Roman du réel et de ses possibilités, roman qui explore, déploie, ouvre, La Transparence grouille de personnages, de lignes de fuite, de gestes poétiques. Si on se gardera bien de présenter chaque personnage, pour donner au lecteur le plaisir de découvrir les liens et les lieux, il faut bien admettre qu’on est emporté par ces espaces si singuliers qui sont avant tout ceux de la rencontre. Car voilà sans doute ce qui fait la force de ce roman : porter, parfois avec l’habileté du silence, les chocs et les heurts, les croisements et les rencontres, manœuvrant d’infinis possibles pour ces personnages qui tissent une famille romanesque délicieuse, parfois mélancolique, parfois drôle – toujours pleine de charme. Alors il y a Sam, Rose, Dan, Kazimir, Max, Greg, Kim, il y a les autres, et s’ils sont nombreux, ils ne nous perdent certainement pas mais nous emmènent avec eux vers cette transparence de chœur ou de concert, vers un faire-monde dont ils n’ont même pas conscience – et là l’arrière-pays, là le tableau lumineux de cette intimité qui lie les individus entre eux, comme malgré eux parfois, au gré des hasards. Car encore, l’inconnu n’est pas un monde d’effroi mais l’invitation à tous les possibles.
Roman des possibles donc que ce texte d’Adrien Lafille, et des possibles romanesques. Des possibilités de la fiction offertes par les rencontres et les situations : « Mike dit de sa voix que les yeux ne sont pas aveugles et que les oreilles ne sont pas sourdes, il espère qu’on entendra cette phrase, il espère qu’on y répondra, il entendra la réponse, si quelqu’un la prononce. » On aime ce texte, parce qu’il est pluriel, parce qu’il pioche dans chaque personnage sans l’épuiser, qu’il effleure d’un geste parfois, piochant d’une subjectivité puissante, sa présence :
« Dire que le vent est froid est une chose, déplacer les lèvres c’est la même chose. Dan parle assez fort pour que Kazimir entende, et s’il entend il répondra peut-être que le froid est glacé. »
Puisque :
« Kazimir : Dan crie son nom très fort puisqu’il a disparu de sa vue.

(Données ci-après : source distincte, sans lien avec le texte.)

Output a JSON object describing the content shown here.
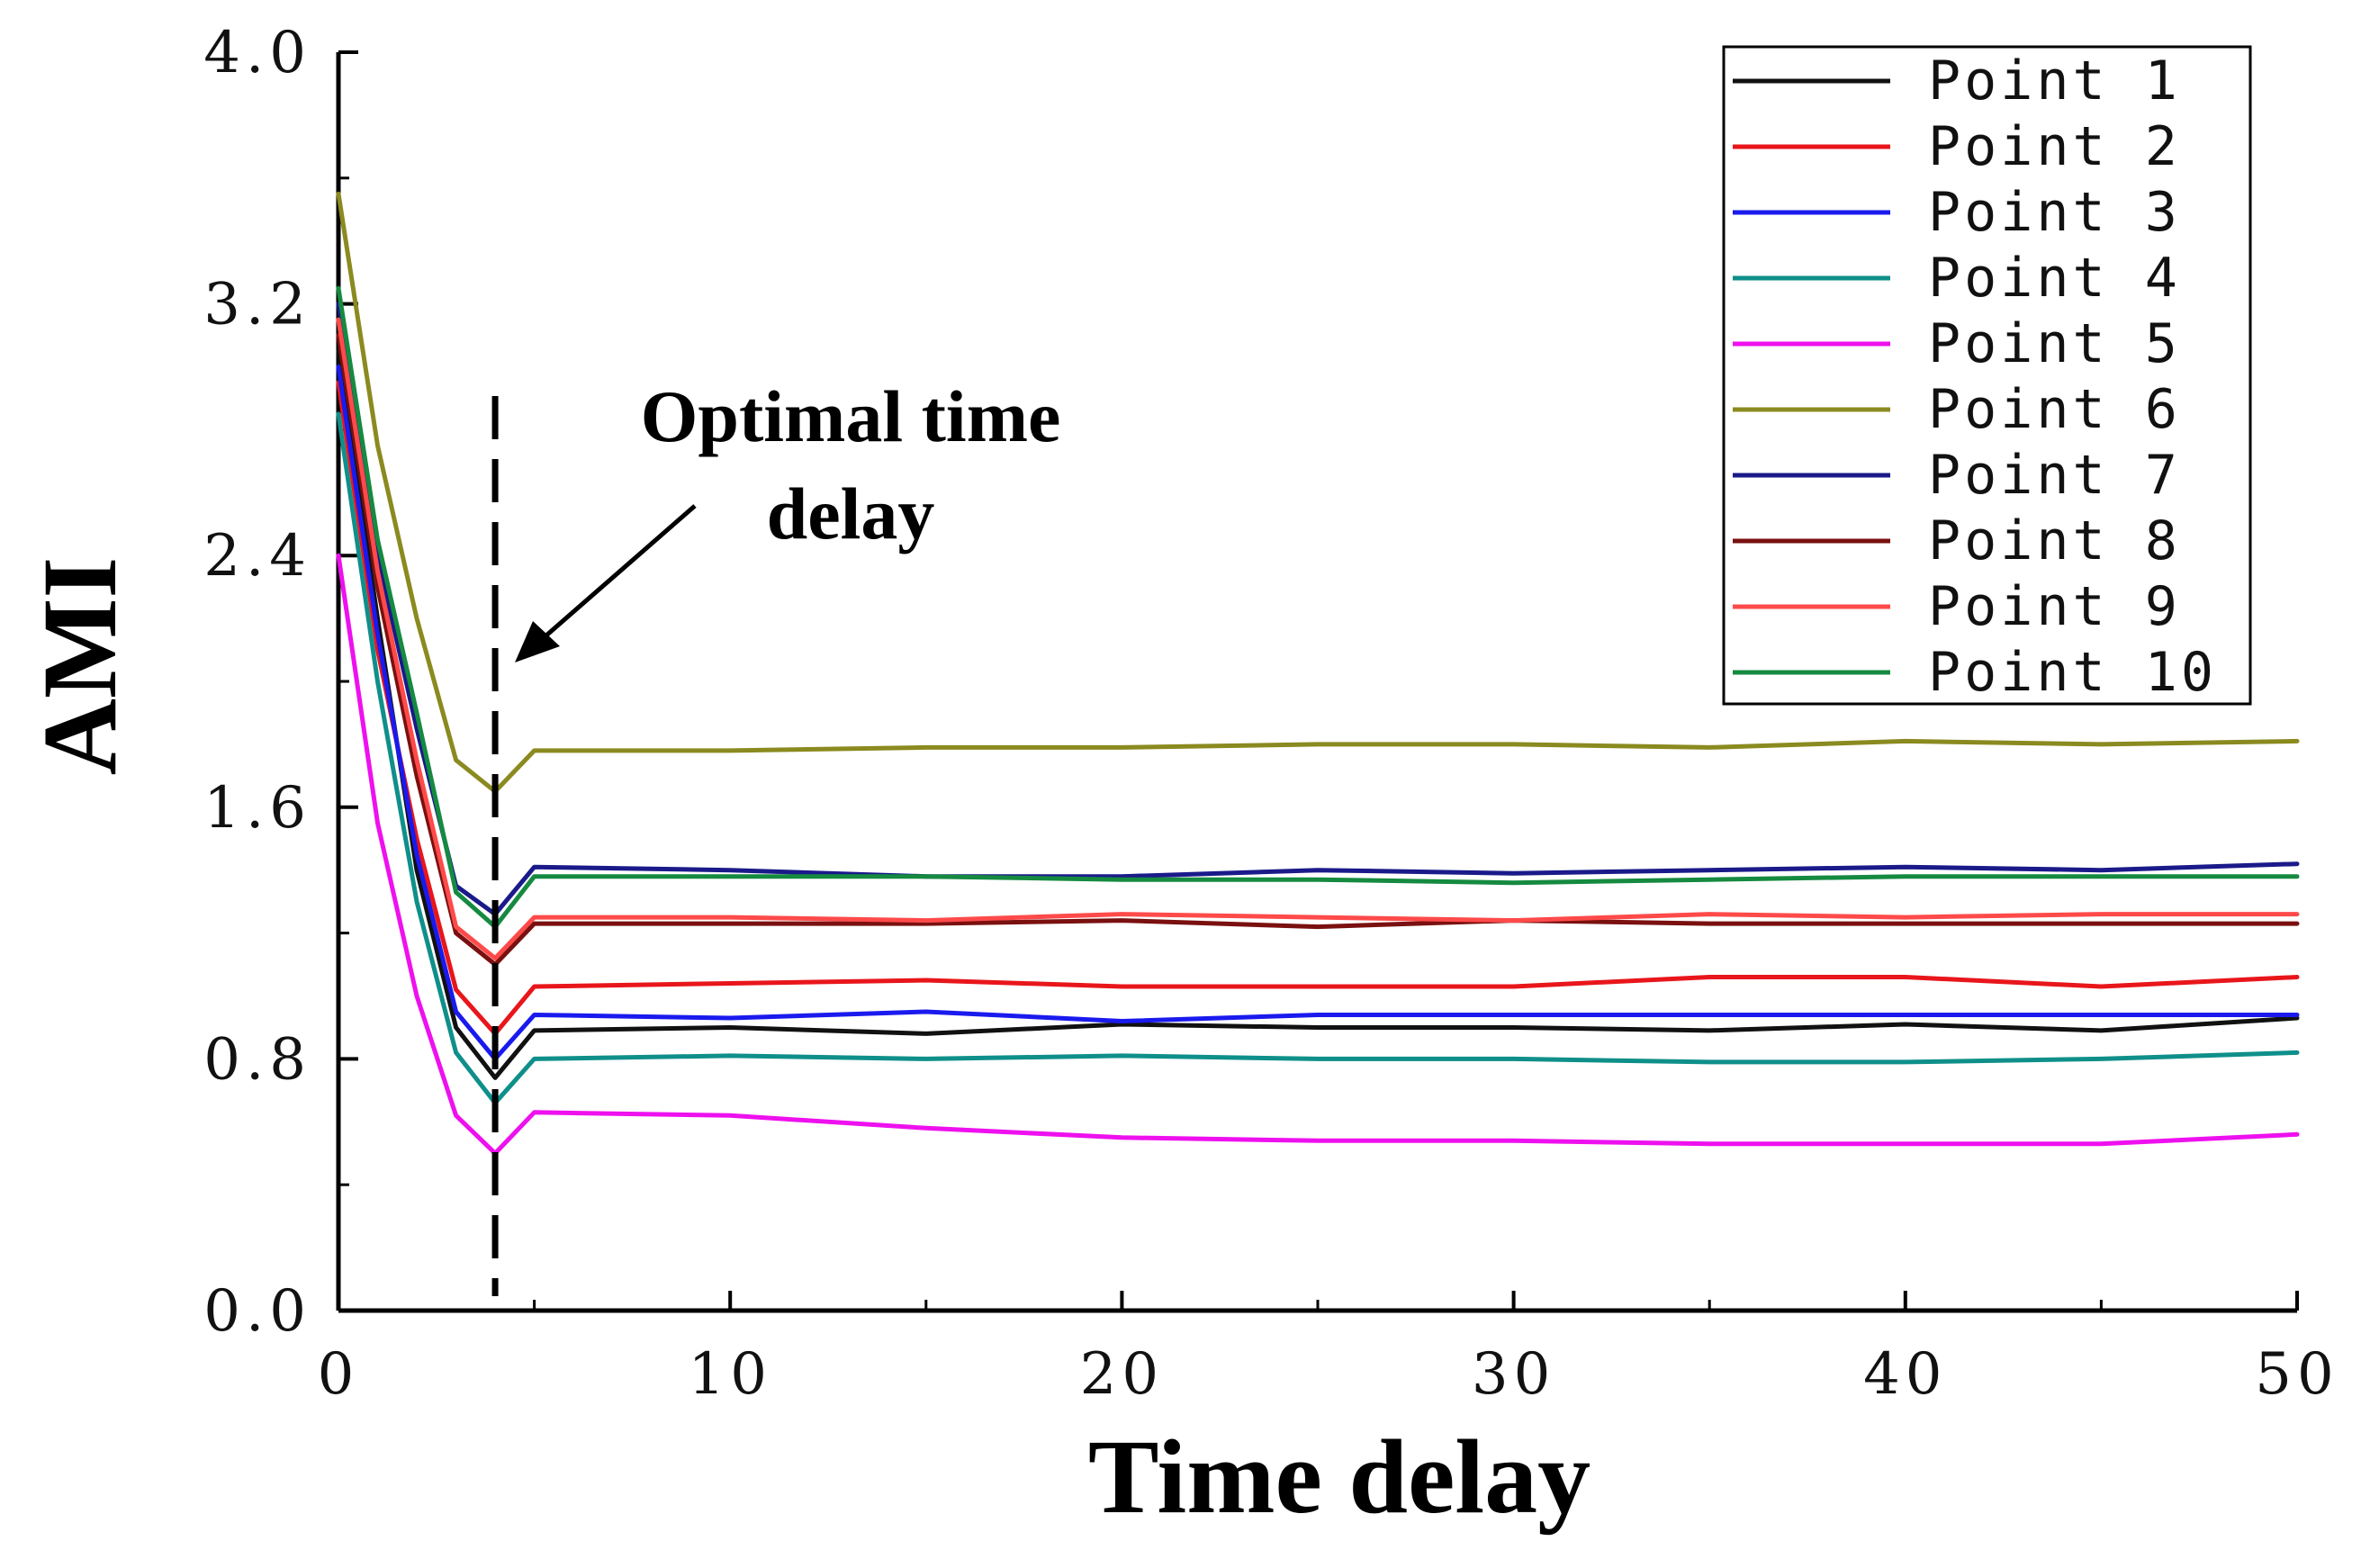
{
  "chart_data": {
    "type": "line",
    "title": "",
    "xlabel": "Time delay",
    "ylabel": "AMI",
    "xlim": [
      0,
      50
    ],
    "ylim": [
      0.0,
      4.0
    ],
    "xticks": [
      0,
      10,
      20,
      30,
      40,
      50
    ],
    "xtick_labels": [
      "0",
      "10",
      "20",
      "30",
      "40",
      "50"
    ],
    "yticks": [
      0.0,
      0.8,
      1.6,
      2.4,
      3.2,
      4.0
    ],
    "ytick_labels": [
      "0.0",
      "0.8",
      "1.6",
      "2.4",
      "3.2",
      "4.0"
    ],
    "grid": false,
    "legend_position": "top-right",
    "annotation": {
      "line1": "Optimal time",
      "line2": "delay",
      "vline_x": 4
    },
    "x": [
      0,
      1,
      2,
      3,
      4,
      5,
      10,
      15,
      20,
      25,
      30,
      35,
      40,
      45,
      50
    ],
    "series": [
      {
        "name": "Point 1",
        "color": "#111111",
        "values": [
          3.05,
          2.2,
          1.4,
          0.9,
          0.74,
          0.89,
          0.9,
          0.88,
          0.91,
          0.9,
          0.9,
          0.89,
          0.91,
          0.89,
          0.93
        ]
      },
      {
        "name": "Point 2",
        "color": "#e8161b",
        "values": [
          2.95,
          2.1,
          1.5,
          1.02,
          0.88,
          1.03,
          1.04,
          1.05,
          1.03,
          1.03,
          1.03,
          1.06,
          1.06,
          1.03,
          1.06
        ]
      },
      {
        "name": "Point 3",
        "color": "#1a1aee",
        "values": [
          3.0,
          2.15,
          1.45,
          0.95,
          0.8,
          0.94,
          0.93,
          0.95,
          0.92,
          0.94,
          0.94,
          0.94,
          0.94,
          0.94,
          0.94
        ]
      },
      {
        "name": "Point 4",
        "color": "#0f8f8a",
        "values": [
          2.85,
          2.0,
          1.3,
          0.82,
          0.66,
          0.8,
          0.81,
          0.8,
          0.81,
          0.8,
          0.8,
          0.79,
          0.79,
          0.8,
          0.82
        ]
      },
      {
        "name": "Point 5",
        "color": "#ee10ee",
        "values": [
          2.4,
          1.55,
          1.0,
          0.62,
          0.5,
          0.63,
          0.62,
          0.58,
          0.55,
          0.54,
          0.54,
          0.53,
          0.53,
          0.53,
          0.56
        ]
      },
      {
        "name": "Point 6",
        "color": "#8a8a20",
        "values": [
          3.55,
          2.75,
          2.2,
          1.75,
          1.65,
          1.78,
          1.78,
          1.79,
          1.79,
          1.8,
          1.8,
          1.79,
          1.81,
          1.8,
          1.81
        ]
      },
      {
        "name": "Point 7",
        "color": "#1a1a8a",
        "values": [
          3.2,
          2.4,
          1.85,
          1.35,
          1.26,
          1.41,
          1.4,
          1.38,
          1.38,
          1.4,
          1.39,
          1.4,
          1.41,
          1.4,
          1.42
        ]
      },
      {
        "name": "Point 8",
        "color": "#7a1010",
        "values": [
          3.1,
          2.3,
          1.7,
          1.2,
          1.1,
          1.23,
          1.23,
          1.23,
          1.24,
          1.22,
          1.24,
          1.23,
          1.23,
          1.23,
          1.23
        ]
      },
      {
        "name": "Point 9",
        "color": "#ff4a4a",
        "values": [
          3.15,
          2.35,
          1.75,
          1.22,
          1.12,
          1.25,
          1.25,
          1.24,
          1.26,
          1.25,
          1.24,
          1.26,
          1.25,
          1.26,
          1.26
        ]
      },
      {
        "name": "Point 10",
        "color": "#158a40",
        "values": [
          3.25,
          2.45,
          1.9,
          1.33,
          1.22,
          1.38,
          1.38,
          1.38,
          1.37,
          1.37,
          1.36,
          1.37,
          1.38,
          1.38,
          1.38
        ]
      }
    ]
  }
}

Aucune réponse ne sera entendue.
Parce qu’il n’y en aura pas. »
Qu’il réussit ce pari précisément de nous lier à des personnages sans les saturer – d’un geste qui confine parfois au cinématographique, emportant d’une caresse l’instant même du personnage, son sursaut comme son désarroi, et ne règle rien, car l’histoire se chargera du reste :
« Dan n’arrivera jamais chez lui dans une nuit si sombre, c’est ce que répond l’autre garçon, il sera attaqué, il faudra courir si vite qu’il n’aura plus aucun souffle.
Un cœur sans souffle ne peut pas continuer à battre, il finit par s’arrêter pour toujours.
Dan sent que tout devient liquide sous sa peau. »
Ce roman, c’est donc celui des voix qui nous traversent, la sienne propre, celles des autres, voix du monde encore :
« A l’intérieur une voix dit : Sam, tu ne peux plus entrer, plus rien ne doit tourner sous ta clé, nous changerons toutes les serrures, pour que toi, Sam, tu ne puisses plus rien faire ici, pour que tu ne puisses plus venir.
Alors Sam, avec tant de force, jette sa clé à l’intérieur de l’entrepôt, vers la voix, et sort, il se tient dos à cette porte ouverte, et il dit quelque chose, très faiblement : tout le béton du monde sera cassé, les rayons du soleil brûleront le reste avec son feu. »
Voix coupable ou victorieuse, elle imbrique toujours l’individuel dans le pluriel, elle tisse encore car les maîtres mots de cette transparence seront bien le lien, le tissé, où l’auteur joue à rendre poreuse cette « frontière, entre le vertige et l’absence de vertige », un constat à la fois effroyable et puissant en ce qu’il témoigne de notre inscription et notre ancrage, même ignorés, au seuil de la rencontre.